I motivi della crisi
Forse Luchino — così proiettato nel futuro da non voltarsi mai indietro a riguardare il passato — ignora le tradizioni d’’onestà e di correttezza dell’impresariato della prosa italiana, ignora che per tenere fede a queste tradizioni c’è stato chi è giunto fino al sacrificio della vita, come l’impresario Romanelli, che, non potendo far fronte ai propri impegni verso gli scritturati, si uccise con un colpo di rivoltella, e non ricorda che il sottoscritto, il quale in trent’anni di vita teatrale ha conosciuto l’ebbrezza dei successi e l’amarezza delle sconfitte e dei rovesci, non ha mai sciolto anticipatamente le Compagnie e ha sempre pagato.
Per quello, infine, che riguarda «i grossi deficit colmati dalle pingui sovvenzioni statali», dirò a Luchino semplicemente ciò che nello scorso giugno dissi all’onorevole Ariosto, oggi Sottosegretario allo Spettacolo, il quale certamente ricorderà che lo esortai a farsi promotore d’una indagine parlamentare che accerti e renda pubbliche tutte le sovvenzioni teatrali concesse fino ad oggi.
Ma questo — che pure mi ha indotto a prender la penna per difendermi e per ristabilire la verità — non è che un episodio. I motivi principali della crisi del teatro sono lo squilibrio fra costi e prezzi, l’elefantiasi di molti spettacoli, la facile concorrenza della televisione in un Paese povero e incolto come il nostro e, se degli appunti si possono muovere ai registi, è doveroso riconoscere che Luchino Visconti è quello che ne merita meno, e, ad ogni modo, in assai minor numero che le lodi.
Non m’attendevo dalla sua intelligenza e dalla sua rettitudine un attacco così infelice e così ingiusto.
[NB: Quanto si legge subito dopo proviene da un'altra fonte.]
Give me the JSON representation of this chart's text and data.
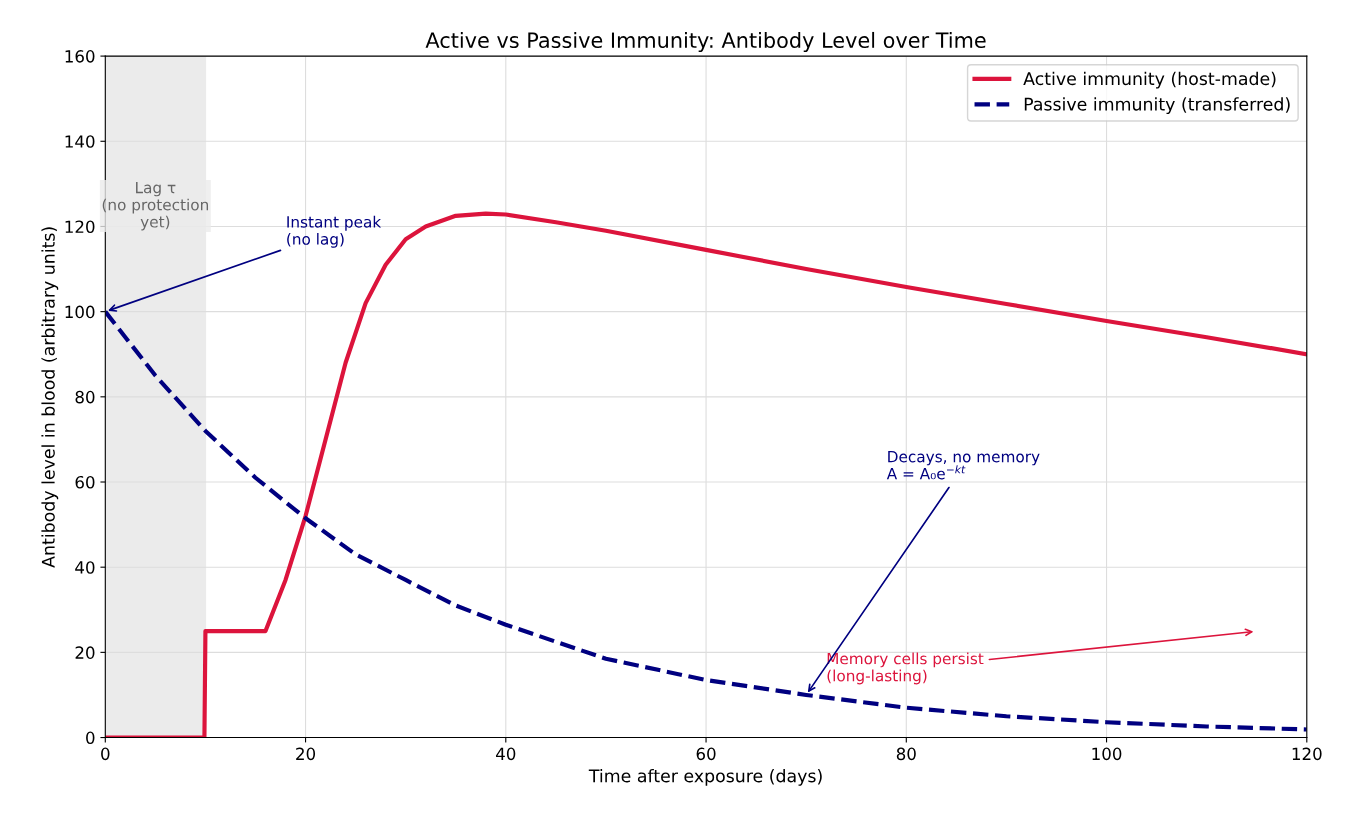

Non per questo cesserò di stimarlo e d’ammirarlo. Due settimane or sono ho proposto alla signora Meneghini Callas, che sarà l’astro di prima grandezza della stagione lirica italiana che sto organizzando per il prossimo maggio all’Opéra di Parigi, di chiedere a Luchino Visconti la regia d’una, o due opere,
È facile comprendere, dunque, quanto l’attacco m’abbia amareggiato, anche se mi conforta il pensiero che in Luchino, ormai indifferente alle lodi, non tanto vi sia malanimo contro di me personalmente, ma soverchia facilità ad avventarsi contro tutti coloro i quali, per il semplice fatto che gli muovono un appunto o si permettono un avvertimento o un mònito, egli ritiene colpevoli di lesa maestà.